Strong condensate case

Now we will consider a strong condensate such that

$$\Omega \cong U + \varrho \gg \frac{\vert\triangle\psi_{0}\vert}{\vert\psi_{0}\vert},$$ (16)

i.e. the $r$ dependence of the potential $U$ is now balanced by the nonlinearity. This is usually referred to as the Thomas-Fermi limit [6]. Wavepackets now `` feel'' the presence of a strong condensate if $\varrho \sim k^{2}$. We see that the WKB approach is applicable because

$$k^{2}\sim \varrho \gg \frac{1}{r_{0}^{2}} \sim \frac{\vert\triangle\psi_{0}\vert}{\vert\psi_{0}\vert}.$$

According to the ray equations $\omega$ is a constant along a wavepacket's trajectory, so we can find the packet's wavenumber from $k^{2} = \sqrt{\varrho^{2}+\omega^{2}}-\varrho$. One can see that $k^2$ remains positive for any value of $\varrho$ which means that the presence of the condensate does not lead to any new wavepacket reflection points (i.e. when $k$ takes a value of zero). Thus, turbulence is allowed to penetrate into the center of the potential well. However, the group velocity increases when the condensate becomes stronger, $\partial_k \omega \sim \sqrt \rho$. This means that the density of wavepackets decreases toward the center of well. Therefore, the condensate tends to push the turbulence away from the center, toward the edges of the potential trap.

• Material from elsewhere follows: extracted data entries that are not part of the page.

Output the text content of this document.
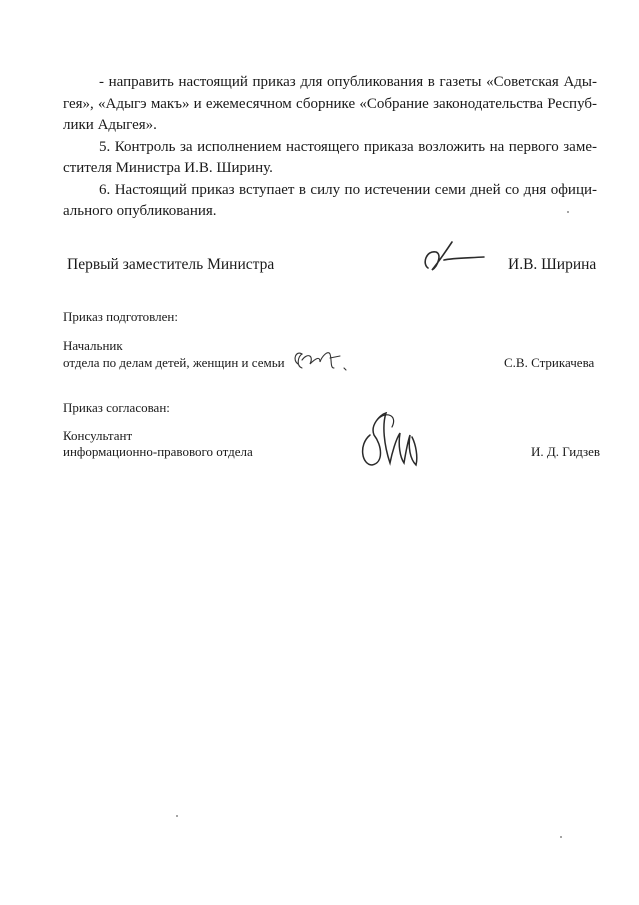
- направить настоящий приказ для опубликования в газеты «Советская Ады-
гея», «Адыгэ макъ» и ежемесячном сборнике «Собрание законодательства Респуб-
лики Адыгея».
5. Контроль за исполнением настоящего приказа возложить на первого заме-
стителя Министра И.В. Ширину.
6. Настоящий приказ вступает в силу по истечении семи дней со дня офици-
ального опубликования.
Первый заместитель Министра	И.В. Ширина
Приказ подготовлен:
Начальник
отдела по делам детей, женщин и семьи	С.В. Стрикачева
Приказ согласован:
Консультант
информационно-правового отдела	И. Д. Гидзев
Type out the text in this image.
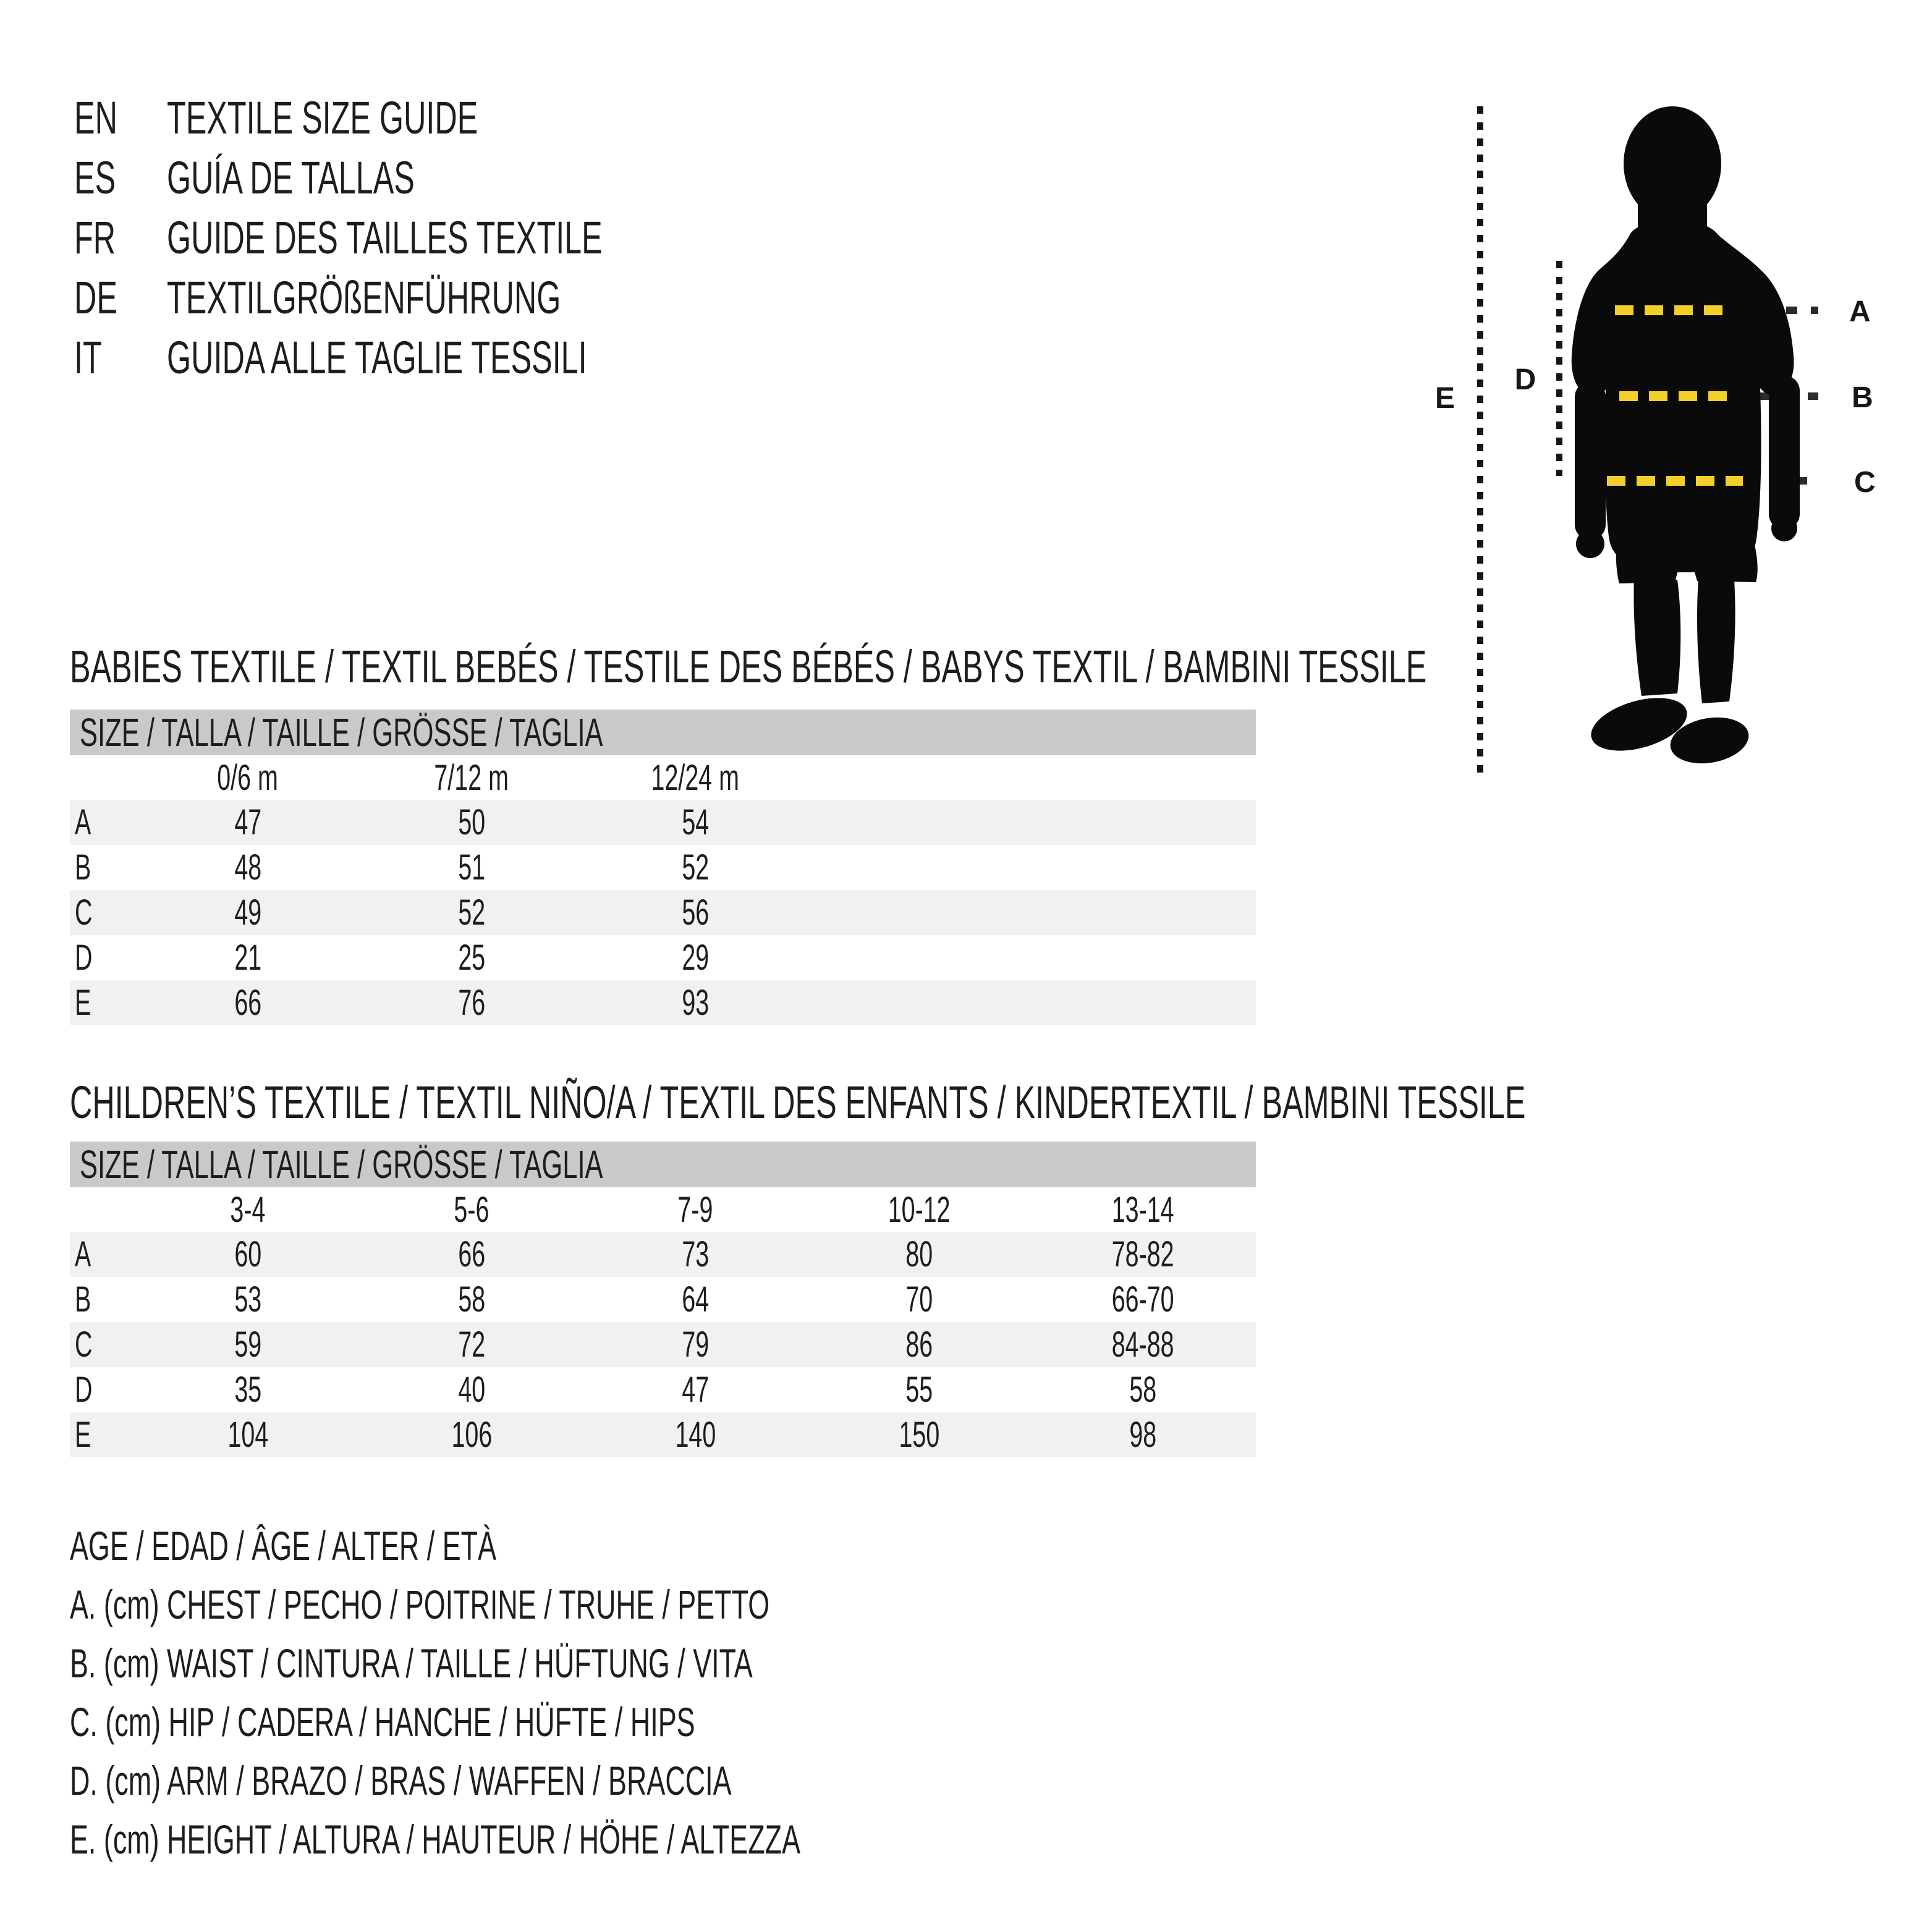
EN	TEXTILE SIZE GUIDE
ES	GUÍA DE TALLAS
FR	GUIDE DES TAILLES TEXTILE
DE	TEXTILGRÖßENFÜHRUNG
IT	GUIDA ALLE TAGLIE TESSILI
E
D
A
B
C
BABIES TEXTILE / TEXTIL BEBÉS / TESTILE DES BÉBÉS / BABYS TEXTIL / BAMBINI TESSILE
SIZE / TALLA / TAILLE / GRÖSSE / TAGLIA
0/6 m	7/12 m	12/24 m
A	47	50	54
B	48	51	52
C	49	52	56
D	21	25	29
E	66	76	93
CHILDREN’S TEXTILE / TEXTIL NIÑO/A / TEXTIL DES ENFANTS / KINDERTEXTIL / BAMBINI TESSILE
SIZE / TALLA / TAILLE / GRÖSSE / TAGLIA
3-4	5-6	7-9	10-12	13-14
A	60	66	73	80	78-82
B	53	58	64	70	66-70
C	59	72	79	86	84-88
D	35	40	47	55	58
E	104	106	140	150	98
AGE / EDAD / ÂGE / ALTER / ETÀ
A. (cm) CHEST / PECHO / POITRINE / TRUHE / PETTO
B. (cm) WAIST / CINTURA / TAILLE / HÜFTUNG / VITA
C. (cm) HIP / CADERA / HANCHE / HÜFTE / HIPS
D. (cm) ARM / BRAZO / BRAS / WAFFEN / BRACCIA
E. (cm) HEIGHT / ALTURA / HAUTEUR / HÖHE / ALTEZZA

To summarize, in the presence of a strong condensate we have two regions of applicability for our WKB descriptions, see figure 2. Wavepackets at a position $r<r_{0}$, in the central region of the potential well will evolve according to the WKB-condensate description () - (). The Laplacian term only becomes important for $r>r_{0}$ where $\varrho$ is exponentially small. In this case the Ehrenfest description is appropriate. It will be shown in the next section that these two WKB descriptions can be combined into a single set of formulae.